穆毛毛在小祠堂里又停留了許久,見氣氛靜謐,頓時化身為小話癆,把往日里所有的煩惱和快樂都傾訴出來,時不時自問自答。不知過了多久,他覺得困了,就打了個哈欠,不想再動彈,干脆就在蒲團上翻身睡下,不久就發出小小的呼嚕聲。
臨睡之前,他還說了一句,“祖宗們一定要答應我的請求啊,答應的話記得托夢給毛毛,我會給你們燒紙錢的。
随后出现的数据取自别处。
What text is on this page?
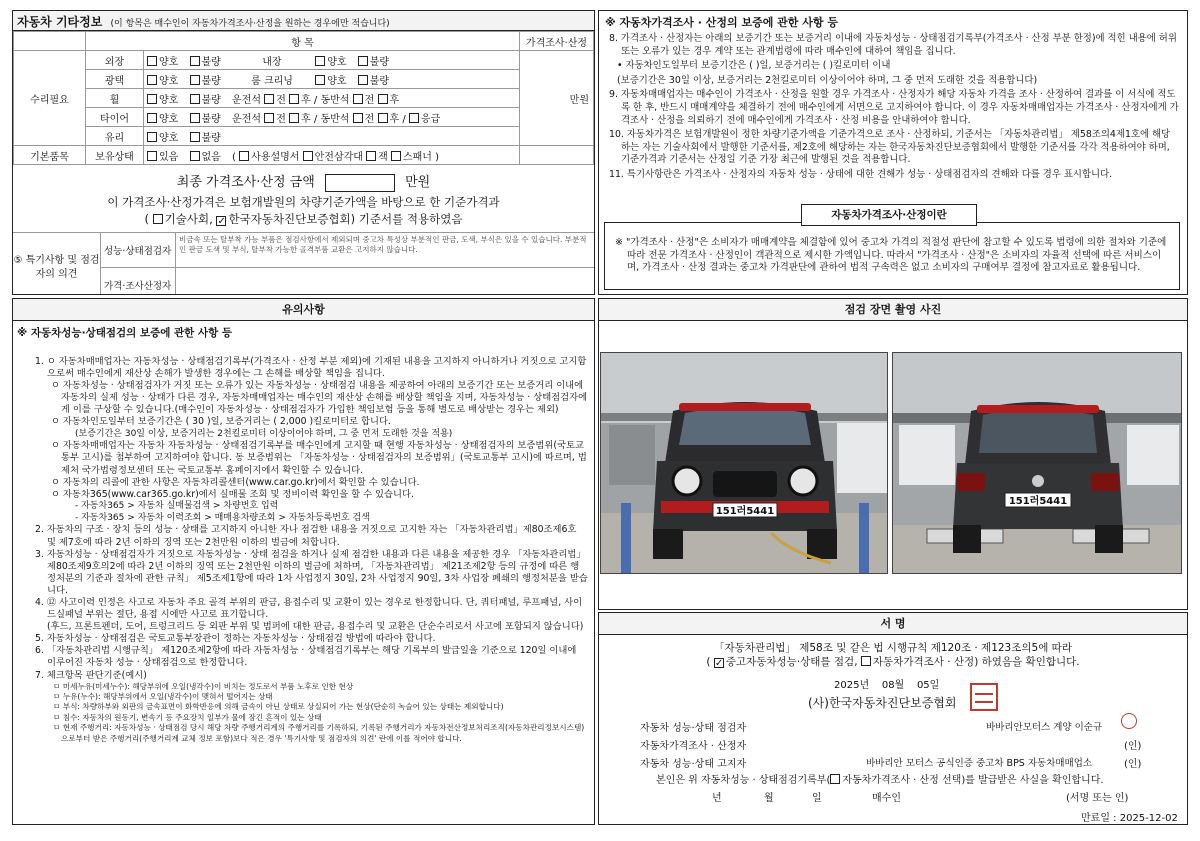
자동차 기타정보 (이 항목은 매수인이 자동차가격조사·산정을 원하는 경우에만 적습니다)
	항 목		가격조사·산정
수리필요	외장	양호 불량 내장 양호 불량	만원
	광택	양호 불량 룸 크리닝 양호 불량	
	휠	양호 불량 운전석 전 후 / 동반석 전 후	
	타이어	양호 불량 운전석 전 후 / 동반석 전 후 / 응급	
	유리	양호 불량	
기본품목	보유상태	있음 없음 ( 사용설명서 안전삼각대 잭 스패너 )	
최종 가격조사·산정 금액	만원
이 가격조사·산정가격은 보험개발원의 차량기준가액을 바탕으로 한 기준가격과
( 기술사회, ✓한국자동차진단보증협회) 기준서를 적용하였음
⑤ 특기사항 및 점검자의 의견
성능·상태점검자
비금속 또는 탈부착 가능 부품은 점검사항에서 제외되며 중고차 특성상 부분적인 판금, 도색, 부식은 있을 수 있습니다. 부분적인 판금 도색 및 부식, 탈부착 가능한 골격부품 교환은 고지하지 않습니다.
가격·조사산정자
※ 자동차가격조사 · 산정의 보증에 관한 사항 등
8. 가격조사 · 산정자는 아래의 보증기간 또는 보증거리 이내에 자동차성능 · 상태점검기록부(가격조사 · 산정 부분 한정)에 적힌 내용에 허위 또는 오류가 있는 경우 계약 또는 관계법령에 따라 매수인에 대하여 책임을 집니다.
• 자동차인도일부터 보증기간은 ( )일, 보증거리는 ( )킬로미터 이내
(보증기간은 30일 이상, 보증거리는 2천킬로미터 이상이어야 하며, 그 중 먼저 도래한 것을 적용합니다)
9. 자동차매매업자는 매수인이 가격조사 · 산정을 원할 경우 가격조사 · 산정자가 해당 자동차 가격을 조사 · 산정하여 결과를 이 서식에 적도록 한 후, 반드시 매매계약을 체결하기 전에 매수인에게 서면으로 고지하여야 합니다. 이 경우 자동차매매업자는 가격조사 · 산정자에게 가격조사 · 산정을 의뢰하기 전에 매수인에게 가격조사 · 산정 비용을 안내하여야 합니다.
10. 자동차가격은 보험개발원이 정한 차량기준가액을 기준가격으로 조사 · 산정하되, 기준서는 「자동차관리법」 제58조의4제1호에 해당하는 자는 기술사회에서 발행한 기준서를, 제2호에 해당하는 자는 한국자동차진단보증협회에서 발행한 기준서를 각각 적용하여야 하며, 기준가격과 기준서는 산정일 기준 가장 최근에 발행된 것을 적용합니다.
11. 특기사항란은 가격조사 · 산정자의 자동차 성능 · 상태에 대한 견해가 성능 · 상태점검자의 견해와 다를 경우 표시합니다.
※ "가격조사 · 산정"은 소비자가 매매계약을 체결함에 있어 중고차 가격의 적절성 판단에 참고할 수 있도록 법령에 의한 절차와 기준에 따라 전문 가격조사 · 산정인이 객관적으로 제시한 가액입니다. 따라서 "가격조사 · 산정"은 소비자의 자율적 선택에 따른 서비스이며, 가격조사 · 산정 결과는 중고차 가격판단에 관하여 법적 구속력은 없고 소비자의 구매여부 결정에 참고자료로 활용됩니다.
자동차가격조사·산정이란
유의사항
※ 자동차성능·상태점검의 보증에 관한 사항 등
1. ㅇ 자동차매매업자는 자동차성능 · 상태점검기록부(가격조사 · 산정 부분 제외)에 기재된 내용을 고지하지 아니하거나 거짓으로 고지함으로써 매수인에게 재산상 손해가 발생한 경우에는 그 손해를 배상할 책임을 집니다.
ㅇ 자동차성능 · 상태점검자가 거짓 또는 오류가 있는 자동차성능 · 상태점검 내용을 제공하여 아래의 보증기간 또는 보증거리 이내에 자동차의 실제 성능 · 상태가 다른 경우, 자동차매매업자는 매수인의 재산상 손해를 배상할 책임을 지며, 자동차성능 · 상태점검자에게 이를 구상할 수 있습니다.(매수인이 자동차성능 · 상태점검자가 가입한 책임보험 등을 통해 별도로 배상받는 경우는 제외)
ㅇ 자동차인도일부터 보증기간은 ( 30 )일, 보증거리는 ( 2,000 )킬로미터로 합니다.
(보증기간은 30일 이상, 보증거리는 2천킬로미터 이상이어야 하며, 그 중 먼저 도래한 것을 적용)
ㅇ 자동차매매업자는 자동차 자동차성능 · 상태점검기록부를 매수인에게 고지할 때 현행 자동차성능 · 상태점검자의 보증범위(국토교통부 고시)를 첨부하여 고지하여야 합니다. 동 보증범위는 「자동차성능 · 상태점검자의 보증범위」(국토교통부 고시)에 따르며, 법제처 국가법령정보센터 또는 국토교통부 홈페이지에서 확인할 수 있습니다.
ㅇ 자동차의 리콜에 관한 사항은 자동차리콜센터(www.car.go.kr)에서 확인할 수 있습니다.
ㅇ 자동차365(www.car365.go.kr)에서 실매물 조회 및 정비이력 확인을 할 수 있습니다.
- 자동차365 > 자동차 실매물검색 > 차량번호 입력
- 자동차365 > 자동차 이력조회 > 매매용차량조회 > 자동차등록번호 검색
2. 자동차의 구조 · 장치 등의 성능 · 상태를 고지하지 아니한 자나 점검한 내용을 거짓으로 고지한 자는 「자동차관리법」제80조제6호 및 제7호에 따라 2년 이하의 징역 또는 2천만원 이하의 벌금에 처합니다.
3. 자동차성능 · 상태점검자가 거짓으로 자동차성능 · 상태 점검을 하거나 실제 점검한 내용과 다른 내용을 제공한 경우 「자동차관리법」 제80조제9호의2에 따라 2년 이하의 징역 또는 2천만원 이하의 벌금에 처하며, 「자동차관리법」 제21조제2항 등의 규정에 따른 행정처분의 기준과 절차에 관한 규칙」 제5조제1항에 따라 1차 사업정지 30일, 2차 사업정지 90일, 3차 사업장 폐쇄의 행정처분을 받습니다.
4. ⑫ 사고이력 인정은 사고로 자동차 주요 골격 부위의 판금, 용접수리 및 교환이 있는 경우로 한정합니다. 단, 쿼터패널, 루프패널, 사이드실패널 부위는 절단, 용접 시에만 사고로 표기합니다.
(후드, 프론트펜더, 도어, 트렁크리드 등 외판 부위 및 범퍼에 대한 판금, 용접수리 및 교환은 단순수리로서 사고에 포함되지 않습니다)
5. 자동차성능 · 상태점검은 국토교통부장관이 정하는 자동차성능 · 상태점검 방법에 따라야 합니다.
6. 「자동차관리법 시행규칙」 제120조제2항에 따라 자동차성능 · 상태점검기록부는 해당 기록부의 발급일을 기준으로 120일 이내에 이루어진 자동차 성능 · 상태점검으로 한정합니다.
7. 체크항목 판단기준(예시)
ㅁ 미세누유(미세누수): 해당부위에 오일(냉각수)이 비치는 정도로서 부품 노후로 인한 현상
ㅁ 누유(누수): 해당부위에서 오일(냉각수)이 맺혀서 떨어지는 상태
ㅁ 부식: 차량하부와 외판의 금속표면이 화학반응에 의해 금속이 아닌 상태로 상실되어 가는 현상(단순히 녹슬어 있는 상태는 제외합니다)
ㅁ 침수: 자동차의 원동기, 변속기 등 주요장치 일부가 물에 잠긴 흔적이 있는 상태
ㅁ 현재 주행거리: 자동차성능 · 상태점검 당시 해당 차량 주행거리계의 주행거리를 기록하되, 기록된 주행거리가 자동차전산정보처리조직(자동차관리정보시스템)으로부터 받은 주행거리(주행거리계 교체 정보 포함)보다 적은 경우 '특기사항 및 점검자의 의견' 란에 이를 적어야 합니다.
점검 장면 촬영 사진
151러5441
151러5441
서 명
「자동차관리법」 제58조 및 같은 법 시행규칙 제120조 · 제123조의5에 따라
( ✓중고자동차성능·상태를 점검, 자동차가격조사 · 산정) 하였음을 확인합니다.
2025년 08월 05일
(사)한국자동차진단보증협회
자동차 성능·상태 점검자	바바리안모터스 계양 이순규
자동차가격조사 · 산정자	(인)
자동차 성능·상태 고지자	바바리안 모터스 공식인증 중고차 BPS 자동차매매업소	(인)
본인은 위 자동차성능 · 상태점검기록부( 자동차가격조사 · 산정 선택)를 발급받은 사실을 확인합니다.
년	월	일	매수인	(서명 또는 인)
만료일 : 2025-12-02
”
沉浸在香甜的夢中,穆毛毛沒有發現,他的身邊似乎真的出現兩道黑影,在凝視著他。
“你還不去投胎,留在這里做什么?”葉氏看著身邊依然年輕的穆懷恩,諷刺道,“難不成真的想入夢,嚇唬毛毛不成?”是的,在自殺后,她原先以為一了百了,很快就能到地府和穆懷恩相聚,萬萬沒想到,她的魂體會一直附身在自殺的這把剪刀上,里面竟然還住進了穆懷恩。
如果說剛開始是歡喜的,那隨著時間的流逝,葉氏的思維越來越清晰,眼看著自己的姑母兼婆母帶著自己的兒子一路艱難求生存,再回想章姨娘他們有準備、有計劃的逃走,她懊悔極了。
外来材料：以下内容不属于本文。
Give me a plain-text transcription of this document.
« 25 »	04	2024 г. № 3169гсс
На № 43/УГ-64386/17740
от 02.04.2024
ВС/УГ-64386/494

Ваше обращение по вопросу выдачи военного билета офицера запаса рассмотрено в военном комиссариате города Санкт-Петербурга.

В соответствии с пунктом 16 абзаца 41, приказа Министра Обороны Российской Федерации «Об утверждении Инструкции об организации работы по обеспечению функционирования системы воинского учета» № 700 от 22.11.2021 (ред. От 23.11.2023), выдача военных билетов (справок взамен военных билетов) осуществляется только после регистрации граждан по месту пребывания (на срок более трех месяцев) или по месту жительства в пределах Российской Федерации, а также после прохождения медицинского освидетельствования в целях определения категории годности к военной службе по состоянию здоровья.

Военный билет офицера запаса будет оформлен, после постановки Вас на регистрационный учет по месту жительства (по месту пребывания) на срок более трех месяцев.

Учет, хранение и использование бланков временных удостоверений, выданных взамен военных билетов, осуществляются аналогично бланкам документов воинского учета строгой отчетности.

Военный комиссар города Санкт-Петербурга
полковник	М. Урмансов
一路跟著走,不知從什么時候起,也許是看了逃難中的母親掙扎著為自己的孩子求得一線生機,也許是看到了易子而食的慘劇……她的想法發生了很大的變化,越來越后悔自己的輕生和草率,對于自己生前的做法也開始反思。
于是,在羞愧后悔的同時,她對穆懷恩的態度也變了,開始變得冷嘲熱諷起來。
穆懷恩沒有理她,他早就習慣葉氏的嘲諷。有時候他甚至覺得,比起生前那個對他百依百順的葉氏,死后的葉氏反而更加鮮活。只是他知道,自從他臨死前安排好章姨娘他們逃跑的事發生后,雙方的矛盾就不可調解,除非葉氏是那種執迷不悟的蠢貨,能對此事釋懷。